On August 26, 2007, the strip featured Lola Granola wearing a headscarf, explaining that she was now a "radical Islamist." The cartoon was not printed by The Washington Post and many other papers. The following week's strip was also censored. Both strips were replaced by more innocuous strips in the printed versions, but the 'objectionable' strips relating to Lola's religious beliefs were offered in a variety of Internet comics sites, including Breathed's homepage and the "My Comics Page" site. This site now requires a paid "pro" registration for access to the censored strips, but free access to the censored strips is still available online.

==Unreleased film==
In August 2006 The Weinstein Company revealed in a press release for an animated version of The Nutty Professor that it had a "CG-animated project" called "Opus" "in the works". Numerous online movie databases, including The New York Times, have entries for the movie, titled Opus: The Last Christmas, and give a release date of December 19, 2008. Some of these sites name Berkeley Breathed as the director, while others list Tim Bjorklund and Paul Taylor. Initially, Miramax Films was reported to have obtained the movie rights to the series, but the project migrated to The Weinstein Company with the departure of the Weinstein brothers from Disney and Miramax.
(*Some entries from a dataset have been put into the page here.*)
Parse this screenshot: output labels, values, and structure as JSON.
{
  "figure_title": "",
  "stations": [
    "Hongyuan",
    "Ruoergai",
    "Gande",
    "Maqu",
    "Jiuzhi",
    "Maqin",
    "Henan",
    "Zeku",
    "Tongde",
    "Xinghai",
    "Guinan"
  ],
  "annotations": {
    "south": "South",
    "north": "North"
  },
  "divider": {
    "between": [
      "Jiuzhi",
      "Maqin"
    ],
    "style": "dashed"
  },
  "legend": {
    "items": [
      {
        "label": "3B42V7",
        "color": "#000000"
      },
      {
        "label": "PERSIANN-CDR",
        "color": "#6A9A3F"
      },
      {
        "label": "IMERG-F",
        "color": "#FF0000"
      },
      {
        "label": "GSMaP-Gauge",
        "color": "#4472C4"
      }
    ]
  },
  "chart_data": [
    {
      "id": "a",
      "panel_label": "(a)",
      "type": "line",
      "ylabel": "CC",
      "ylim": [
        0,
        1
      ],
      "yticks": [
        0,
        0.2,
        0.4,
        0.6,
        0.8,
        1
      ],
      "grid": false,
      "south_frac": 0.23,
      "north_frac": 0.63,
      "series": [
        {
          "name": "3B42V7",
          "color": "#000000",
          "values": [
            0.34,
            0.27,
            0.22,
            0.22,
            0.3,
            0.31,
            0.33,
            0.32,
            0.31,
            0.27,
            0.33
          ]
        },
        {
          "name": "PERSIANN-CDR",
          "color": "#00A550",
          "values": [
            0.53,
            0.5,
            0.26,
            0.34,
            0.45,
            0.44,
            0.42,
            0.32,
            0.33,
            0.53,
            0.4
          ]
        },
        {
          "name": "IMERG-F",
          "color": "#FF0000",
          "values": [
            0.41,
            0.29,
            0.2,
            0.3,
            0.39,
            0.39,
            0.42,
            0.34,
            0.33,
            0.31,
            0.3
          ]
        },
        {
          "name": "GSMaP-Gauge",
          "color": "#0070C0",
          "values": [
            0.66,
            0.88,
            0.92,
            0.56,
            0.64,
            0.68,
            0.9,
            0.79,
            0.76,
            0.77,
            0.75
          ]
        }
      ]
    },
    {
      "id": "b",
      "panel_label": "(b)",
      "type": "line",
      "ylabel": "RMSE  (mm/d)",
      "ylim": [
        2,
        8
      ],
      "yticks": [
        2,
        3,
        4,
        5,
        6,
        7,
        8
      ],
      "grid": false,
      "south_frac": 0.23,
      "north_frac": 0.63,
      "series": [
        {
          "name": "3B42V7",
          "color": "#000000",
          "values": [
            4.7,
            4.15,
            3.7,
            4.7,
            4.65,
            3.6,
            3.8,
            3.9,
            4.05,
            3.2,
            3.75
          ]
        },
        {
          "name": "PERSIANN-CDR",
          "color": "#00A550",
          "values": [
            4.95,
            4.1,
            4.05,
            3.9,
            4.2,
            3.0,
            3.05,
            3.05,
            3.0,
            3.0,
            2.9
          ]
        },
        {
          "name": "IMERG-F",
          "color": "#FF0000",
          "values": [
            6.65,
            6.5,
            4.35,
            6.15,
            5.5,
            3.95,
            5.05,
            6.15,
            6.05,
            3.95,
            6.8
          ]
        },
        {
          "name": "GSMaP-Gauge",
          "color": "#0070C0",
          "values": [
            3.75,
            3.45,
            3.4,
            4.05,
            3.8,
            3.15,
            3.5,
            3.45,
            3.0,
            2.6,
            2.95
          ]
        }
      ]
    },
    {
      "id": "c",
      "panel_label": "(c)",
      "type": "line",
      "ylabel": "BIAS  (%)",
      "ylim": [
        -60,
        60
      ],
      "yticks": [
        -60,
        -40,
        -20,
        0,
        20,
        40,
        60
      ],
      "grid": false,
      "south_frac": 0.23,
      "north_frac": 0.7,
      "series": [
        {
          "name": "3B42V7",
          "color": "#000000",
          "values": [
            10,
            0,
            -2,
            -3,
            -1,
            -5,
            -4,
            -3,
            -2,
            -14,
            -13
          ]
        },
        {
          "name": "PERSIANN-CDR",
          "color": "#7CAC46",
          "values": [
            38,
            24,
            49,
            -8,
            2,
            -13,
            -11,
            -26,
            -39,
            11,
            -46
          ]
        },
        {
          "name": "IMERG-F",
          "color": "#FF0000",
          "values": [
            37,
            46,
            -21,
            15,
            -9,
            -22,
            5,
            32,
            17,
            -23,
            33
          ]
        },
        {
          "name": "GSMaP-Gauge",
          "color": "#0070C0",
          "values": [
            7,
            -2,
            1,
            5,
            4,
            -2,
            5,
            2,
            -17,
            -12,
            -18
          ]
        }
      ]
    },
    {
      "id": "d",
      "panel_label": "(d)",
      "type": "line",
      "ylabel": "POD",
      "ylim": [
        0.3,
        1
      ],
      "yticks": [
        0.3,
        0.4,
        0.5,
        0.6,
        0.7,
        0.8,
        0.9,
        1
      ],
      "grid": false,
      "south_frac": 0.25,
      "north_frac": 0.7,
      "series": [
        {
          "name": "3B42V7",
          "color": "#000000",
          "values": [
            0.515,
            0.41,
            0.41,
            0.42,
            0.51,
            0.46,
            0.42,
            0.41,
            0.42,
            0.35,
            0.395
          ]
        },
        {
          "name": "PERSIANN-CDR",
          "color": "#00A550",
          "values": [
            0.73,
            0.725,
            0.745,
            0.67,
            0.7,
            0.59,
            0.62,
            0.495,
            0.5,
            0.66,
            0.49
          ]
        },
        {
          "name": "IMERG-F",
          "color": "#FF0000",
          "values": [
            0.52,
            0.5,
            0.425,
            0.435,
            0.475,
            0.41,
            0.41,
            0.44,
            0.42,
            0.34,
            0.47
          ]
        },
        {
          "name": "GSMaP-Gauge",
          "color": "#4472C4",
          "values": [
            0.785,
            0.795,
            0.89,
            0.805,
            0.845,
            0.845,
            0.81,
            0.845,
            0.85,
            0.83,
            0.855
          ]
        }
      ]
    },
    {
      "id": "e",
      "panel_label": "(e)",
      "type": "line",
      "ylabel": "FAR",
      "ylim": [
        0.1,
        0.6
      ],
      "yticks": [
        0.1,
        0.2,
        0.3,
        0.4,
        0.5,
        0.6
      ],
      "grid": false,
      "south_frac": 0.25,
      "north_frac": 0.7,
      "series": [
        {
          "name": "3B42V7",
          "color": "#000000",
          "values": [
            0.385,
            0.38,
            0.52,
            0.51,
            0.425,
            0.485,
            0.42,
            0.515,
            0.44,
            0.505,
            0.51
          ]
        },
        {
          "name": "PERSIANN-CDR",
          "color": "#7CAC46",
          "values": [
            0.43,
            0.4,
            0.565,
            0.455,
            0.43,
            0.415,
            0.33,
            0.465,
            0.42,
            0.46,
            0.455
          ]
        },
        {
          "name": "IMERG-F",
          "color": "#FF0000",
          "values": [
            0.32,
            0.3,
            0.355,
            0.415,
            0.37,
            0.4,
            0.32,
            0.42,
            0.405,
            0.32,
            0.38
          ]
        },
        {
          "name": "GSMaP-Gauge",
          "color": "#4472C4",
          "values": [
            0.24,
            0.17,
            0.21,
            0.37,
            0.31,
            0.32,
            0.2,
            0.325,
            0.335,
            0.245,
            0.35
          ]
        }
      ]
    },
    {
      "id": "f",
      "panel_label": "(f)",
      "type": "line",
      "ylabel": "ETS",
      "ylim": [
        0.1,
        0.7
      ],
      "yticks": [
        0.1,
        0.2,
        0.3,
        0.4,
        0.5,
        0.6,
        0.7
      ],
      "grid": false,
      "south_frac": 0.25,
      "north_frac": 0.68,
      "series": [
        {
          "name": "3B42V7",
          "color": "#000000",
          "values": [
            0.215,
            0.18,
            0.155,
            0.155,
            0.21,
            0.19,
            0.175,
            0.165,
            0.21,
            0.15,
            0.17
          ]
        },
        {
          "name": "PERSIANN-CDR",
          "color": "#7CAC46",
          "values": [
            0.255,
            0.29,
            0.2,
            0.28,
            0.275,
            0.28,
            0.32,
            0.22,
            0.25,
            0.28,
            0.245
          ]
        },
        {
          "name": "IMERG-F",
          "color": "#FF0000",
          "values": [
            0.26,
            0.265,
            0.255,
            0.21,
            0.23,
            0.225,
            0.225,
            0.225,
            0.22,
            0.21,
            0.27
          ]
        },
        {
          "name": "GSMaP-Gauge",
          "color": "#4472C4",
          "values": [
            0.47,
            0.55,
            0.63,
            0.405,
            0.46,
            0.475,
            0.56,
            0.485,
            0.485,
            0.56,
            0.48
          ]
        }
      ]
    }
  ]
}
However, on May 8, 2007, during an interview by NPR radio host Diane Rehm, Mr. Breathed responded to an e-mail question regarding the existence of Opus: The Last Christmas by saying,

Uh, the better question is, 'Is there an Opus movie going to come out?' and the answer is 'no.' And, now I can say it's all for the better. Uh, the Weinstein brothers at Miramax tried for five years to develop an Opus movie, their first animated film, and it was, let me just say, it probably wasn't destined to be, as ... as it probably shouldn't. And the problem with developing these kinds of movies and films is that inevitably they discover that a property as idiosyncratic as a comic strip doesn't translate well unless you have the confidence of bringing the creator in and factoring him into the creation of the movie. They never, never do that. Yeah, um, they just don't trust us. So without that control there probably shouldn't be an Opus movie.

In a June 2007 interview with Salon.com, Breathed confirmed that the Miramax feature was "dead", but left the door open for an independently produced Opus film:

There'll only be a movie if I'm writing it, which will probably keep him off the big expensive screen ... probably just as well.

==Reprints==

In 2012, The Library of American Comics published the complete Opus strip in their reprint series Bloom County: The Complete Library.